Financially, like most teachers, Bill was not a wealthy man but he was successful in many ways. I can think of few people I have personally known, who could look back on their life and know they had as much of an impact on others as Bill. The hundreds of former students, players and coaches who attended the funeral all loved Bill. Not because he taught them football, but because he cared about them, just like he cared about Paul. Bill loved his family of three kids and his wife of 58 years. He was reflective, strong, honest, wise and especially kind.

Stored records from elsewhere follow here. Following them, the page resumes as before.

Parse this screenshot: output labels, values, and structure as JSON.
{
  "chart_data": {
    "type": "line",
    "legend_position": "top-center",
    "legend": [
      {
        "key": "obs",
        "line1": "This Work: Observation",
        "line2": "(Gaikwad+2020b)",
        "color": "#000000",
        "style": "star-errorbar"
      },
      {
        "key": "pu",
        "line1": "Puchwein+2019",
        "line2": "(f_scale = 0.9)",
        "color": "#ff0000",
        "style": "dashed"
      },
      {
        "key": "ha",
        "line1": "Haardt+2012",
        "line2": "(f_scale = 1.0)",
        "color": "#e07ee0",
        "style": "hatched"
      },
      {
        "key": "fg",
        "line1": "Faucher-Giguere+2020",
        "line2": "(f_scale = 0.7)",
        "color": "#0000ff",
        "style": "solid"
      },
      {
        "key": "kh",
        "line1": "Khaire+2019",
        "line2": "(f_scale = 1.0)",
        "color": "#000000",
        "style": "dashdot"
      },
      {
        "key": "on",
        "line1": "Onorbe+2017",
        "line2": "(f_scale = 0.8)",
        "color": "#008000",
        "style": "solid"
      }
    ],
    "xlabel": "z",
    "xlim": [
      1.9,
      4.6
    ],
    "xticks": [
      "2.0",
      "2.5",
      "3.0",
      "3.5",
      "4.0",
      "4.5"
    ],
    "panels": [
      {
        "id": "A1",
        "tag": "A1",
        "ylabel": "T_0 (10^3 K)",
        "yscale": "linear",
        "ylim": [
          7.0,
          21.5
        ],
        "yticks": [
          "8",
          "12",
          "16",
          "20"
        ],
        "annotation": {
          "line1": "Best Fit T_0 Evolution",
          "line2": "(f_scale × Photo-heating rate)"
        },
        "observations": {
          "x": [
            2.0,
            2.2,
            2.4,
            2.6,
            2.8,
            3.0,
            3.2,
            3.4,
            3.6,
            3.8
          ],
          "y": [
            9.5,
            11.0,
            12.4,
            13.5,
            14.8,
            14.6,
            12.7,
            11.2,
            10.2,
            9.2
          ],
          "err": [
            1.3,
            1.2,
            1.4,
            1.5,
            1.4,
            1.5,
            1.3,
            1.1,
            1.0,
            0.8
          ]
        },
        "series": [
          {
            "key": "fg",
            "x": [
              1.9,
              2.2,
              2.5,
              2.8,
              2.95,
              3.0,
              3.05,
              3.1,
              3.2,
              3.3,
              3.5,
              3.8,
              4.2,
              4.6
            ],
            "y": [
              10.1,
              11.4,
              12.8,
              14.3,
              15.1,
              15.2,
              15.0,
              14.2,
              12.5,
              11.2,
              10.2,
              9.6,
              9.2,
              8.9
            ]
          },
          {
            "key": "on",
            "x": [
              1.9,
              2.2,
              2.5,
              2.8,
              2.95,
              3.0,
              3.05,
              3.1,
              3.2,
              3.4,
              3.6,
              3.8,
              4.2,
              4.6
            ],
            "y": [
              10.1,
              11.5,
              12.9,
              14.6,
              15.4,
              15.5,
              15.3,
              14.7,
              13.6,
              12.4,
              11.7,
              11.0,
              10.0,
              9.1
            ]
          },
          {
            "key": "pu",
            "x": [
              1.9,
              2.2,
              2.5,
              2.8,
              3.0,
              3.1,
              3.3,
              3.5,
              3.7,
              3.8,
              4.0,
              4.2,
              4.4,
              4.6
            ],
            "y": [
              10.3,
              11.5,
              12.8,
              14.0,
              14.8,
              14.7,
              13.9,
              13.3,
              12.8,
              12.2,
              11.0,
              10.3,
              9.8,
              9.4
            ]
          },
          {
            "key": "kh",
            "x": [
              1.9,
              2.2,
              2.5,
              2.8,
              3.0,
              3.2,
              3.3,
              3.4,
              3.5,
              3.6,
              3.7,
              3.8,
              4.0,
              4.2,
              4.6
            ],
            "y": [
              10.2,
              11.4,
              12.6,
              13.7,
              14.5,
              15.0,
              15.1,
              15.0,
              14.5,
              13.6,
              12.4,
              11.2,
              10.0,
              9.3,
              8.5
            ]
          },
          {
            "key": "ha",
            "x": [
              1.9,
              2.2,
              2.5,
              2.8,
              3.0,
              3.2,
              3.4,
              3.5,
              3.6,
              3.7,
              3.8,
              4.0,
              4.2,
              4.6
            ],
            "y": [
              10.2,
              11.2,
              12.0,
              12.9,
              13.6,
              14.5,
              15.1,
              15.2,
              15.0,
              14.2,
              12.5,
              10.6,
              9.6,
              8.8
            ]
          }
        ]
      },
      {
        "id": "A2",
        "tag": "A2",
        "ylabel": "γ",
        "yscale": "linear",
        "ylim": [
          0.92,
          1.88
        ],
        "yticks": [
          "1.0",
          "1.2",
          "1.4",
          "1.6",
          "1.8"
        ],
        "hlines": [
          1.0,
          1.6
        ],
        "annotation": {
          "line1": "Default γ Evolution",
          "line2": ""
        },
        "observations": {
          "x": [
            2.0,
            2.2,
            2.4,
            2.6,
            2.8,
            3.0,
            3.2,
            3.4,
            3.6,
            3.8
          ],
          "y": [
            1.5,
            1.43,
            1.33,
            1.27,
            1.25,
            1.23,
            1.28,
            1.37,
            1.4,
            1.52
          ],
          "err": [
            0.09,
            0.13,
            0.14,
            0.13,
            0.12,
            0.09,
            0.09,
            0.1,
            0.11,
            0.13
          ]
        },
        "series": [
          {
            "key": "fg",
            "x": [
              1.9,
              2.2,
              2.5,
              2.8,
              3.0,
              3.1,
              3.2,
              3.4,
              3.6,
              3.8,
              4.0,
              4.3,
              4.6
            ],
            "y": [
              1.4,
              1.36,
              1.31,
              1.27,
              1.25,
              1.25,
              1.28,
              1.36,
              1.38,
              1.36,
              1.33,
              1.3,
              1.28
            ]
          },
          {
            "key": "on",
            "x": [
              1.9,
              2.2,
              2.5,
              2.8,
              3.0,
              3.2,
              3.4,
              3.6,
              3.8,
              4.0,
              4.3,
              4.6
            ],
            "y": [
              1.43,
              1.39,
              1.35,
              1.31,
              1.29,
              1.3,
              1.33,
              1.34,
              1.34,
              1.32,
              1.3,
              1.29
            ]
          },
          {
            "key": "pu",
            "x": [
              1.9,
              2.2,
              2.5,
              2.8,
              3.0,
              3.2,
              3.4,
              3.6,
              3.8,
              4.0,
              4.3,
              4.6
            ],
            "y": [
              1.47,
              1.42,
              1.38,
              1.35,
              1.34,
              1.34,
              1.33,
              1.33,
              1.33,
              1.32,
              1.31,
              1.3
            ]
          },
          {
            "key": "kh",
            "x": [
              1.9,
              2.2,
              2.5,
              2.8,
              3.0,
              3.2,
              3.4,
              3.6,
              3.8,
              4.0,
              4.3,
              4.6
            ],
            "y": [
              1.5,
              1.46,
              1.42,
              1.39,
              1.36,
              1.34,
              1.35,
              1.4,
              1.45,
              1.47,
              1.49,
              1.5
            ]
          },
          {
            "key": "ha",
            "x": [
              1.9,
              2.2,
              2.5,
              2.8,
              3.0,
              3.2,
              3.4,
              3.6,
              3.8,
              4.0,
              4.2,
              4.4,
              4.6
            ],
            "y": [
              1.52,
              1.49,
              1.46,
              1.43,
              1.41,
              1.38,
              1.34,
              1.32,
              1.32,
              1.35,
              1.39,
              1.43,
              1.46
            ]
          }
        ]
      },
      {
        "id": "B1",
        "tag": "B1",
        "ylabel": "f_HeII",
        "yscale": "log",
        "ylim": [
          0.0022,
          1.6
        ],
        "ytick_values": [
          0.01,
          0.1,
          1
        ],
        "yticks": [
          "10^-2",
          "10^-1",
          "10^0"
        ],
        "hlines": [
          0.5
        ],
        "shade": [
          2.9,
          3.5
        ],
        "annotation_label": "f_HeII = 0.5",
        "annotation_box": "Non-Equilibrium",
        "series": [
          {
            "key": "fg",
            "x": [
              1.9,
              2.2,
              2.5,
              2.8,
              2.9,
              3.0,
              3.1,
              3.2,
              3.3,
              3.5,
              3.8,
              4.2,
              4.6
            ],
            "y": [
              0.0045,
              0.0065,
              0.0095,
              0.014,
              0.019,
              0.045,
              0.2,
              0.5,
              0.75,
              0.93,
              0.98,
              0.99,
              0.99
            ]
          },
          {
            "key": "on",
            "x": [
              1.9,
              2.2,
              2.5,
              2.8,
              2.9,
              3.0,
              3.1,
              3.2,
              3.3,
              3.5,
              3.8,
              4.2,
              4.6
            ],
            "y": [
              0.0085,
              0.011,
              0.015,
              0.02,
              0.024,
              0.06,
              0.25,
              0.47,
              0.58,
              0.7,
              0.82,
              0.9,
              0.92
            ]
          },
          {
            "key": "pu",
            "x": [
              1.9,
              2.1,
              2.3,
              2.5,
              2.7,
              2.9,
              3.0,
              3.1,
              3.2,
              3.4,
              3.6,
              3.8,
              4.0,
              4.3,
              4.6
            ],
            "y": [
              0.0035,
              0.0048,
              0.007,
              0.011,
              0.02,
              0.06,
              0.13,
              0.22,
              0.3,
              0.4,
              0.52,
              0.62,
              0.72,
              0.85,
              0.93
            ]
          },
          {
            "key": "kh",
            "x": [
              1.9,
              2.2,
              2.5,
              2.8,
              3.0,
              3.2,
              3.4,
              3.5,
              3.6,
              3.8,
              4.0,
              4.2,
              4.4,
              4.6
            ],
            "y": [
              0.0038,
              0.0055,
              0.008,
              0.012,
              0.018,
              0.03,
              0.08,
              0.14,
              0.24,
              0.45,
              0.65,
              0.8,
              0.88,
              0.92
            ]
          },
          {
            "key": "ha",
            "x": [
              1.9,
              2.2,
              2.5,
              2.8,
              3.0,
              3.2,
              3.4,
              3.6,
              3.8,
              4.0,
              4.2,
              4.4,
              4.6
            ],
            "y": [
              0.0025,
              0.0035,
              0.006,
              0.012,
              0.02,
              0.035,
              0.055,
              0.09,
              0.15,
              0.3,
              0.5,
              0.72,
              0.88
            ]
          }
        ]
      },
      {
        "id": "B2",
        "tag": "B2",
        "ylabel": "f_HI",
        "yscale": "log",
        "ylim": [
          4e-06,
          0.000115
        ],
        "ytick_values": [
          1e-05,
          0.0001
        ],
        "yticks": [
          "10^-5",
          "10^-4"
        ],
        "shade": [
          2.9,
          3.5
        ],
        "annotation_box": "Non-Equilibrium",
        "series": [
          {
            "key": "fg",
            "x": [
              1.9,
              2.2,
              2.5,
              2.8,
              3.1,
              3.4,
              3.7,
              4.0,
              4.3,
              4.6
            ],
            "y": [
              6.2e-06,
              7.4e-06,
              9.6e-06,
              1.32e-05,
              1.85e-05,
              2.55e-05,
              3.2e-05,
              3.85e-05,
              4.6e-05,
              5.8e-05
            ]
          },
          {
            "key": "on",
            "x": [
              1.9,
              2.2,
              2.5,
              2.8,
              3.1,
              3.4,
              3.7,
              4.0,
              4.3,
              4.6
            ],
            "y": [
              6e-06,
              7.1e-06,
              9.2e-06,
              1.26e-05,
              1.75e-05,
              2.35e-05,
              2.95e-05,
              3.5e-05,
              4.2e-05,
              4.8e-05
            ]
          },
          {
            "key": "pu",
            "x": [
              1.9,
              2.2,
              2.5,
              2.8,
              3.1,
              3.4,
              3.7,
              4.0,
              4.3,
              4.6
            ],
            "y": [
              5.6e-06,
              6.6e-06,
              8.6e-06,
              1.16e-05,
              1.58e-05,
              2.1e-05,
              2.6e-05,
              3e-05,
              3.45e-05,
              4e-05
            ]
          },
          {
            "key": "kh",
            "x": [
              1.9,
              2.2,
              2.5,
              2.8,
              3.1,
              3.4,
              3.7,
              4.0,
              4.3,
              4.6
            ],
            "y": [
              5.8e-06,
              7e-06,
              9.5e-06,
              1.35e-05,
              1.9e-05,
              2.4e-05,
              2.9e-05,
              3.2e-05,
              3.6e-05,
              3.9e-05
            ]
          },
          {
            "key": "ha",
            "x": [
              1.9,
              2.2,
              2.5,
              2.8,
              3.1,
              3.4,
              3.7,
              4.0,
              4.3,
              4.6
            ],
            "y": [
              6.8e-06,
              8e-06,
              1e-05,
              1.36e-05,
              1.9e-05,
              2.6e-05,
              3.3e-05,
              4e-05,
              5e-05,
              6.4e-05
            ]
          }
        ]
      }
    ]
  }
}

Some of you may remember we have used a "Mr. Rogers theme" throughout the year. Mr. Rogers said it well, “There are three ways to ultimate success: The first way is to be kind. The second way is to be kind. The third way is to be kind.”
So, my advice to you, just as I have encouraged our staff all year, is to Be Like Fred (Rogers). But I also hope you will Be Like Bill.
Now is your time to begin making critical choices that one day will define you. You have the ability to influence how you will be remembered. Begin with The End in Mind, define your true North and keep checking your compass. In doing so, I hope you will remember this story about Bill. Or, if you prefer, the words and lessons from Mr. Rogers.
Care about people, love others and please, please, be kind.
If you do those simple things, you will be successful and you will be remembered well.
To all, have a great summer and we will see you in August!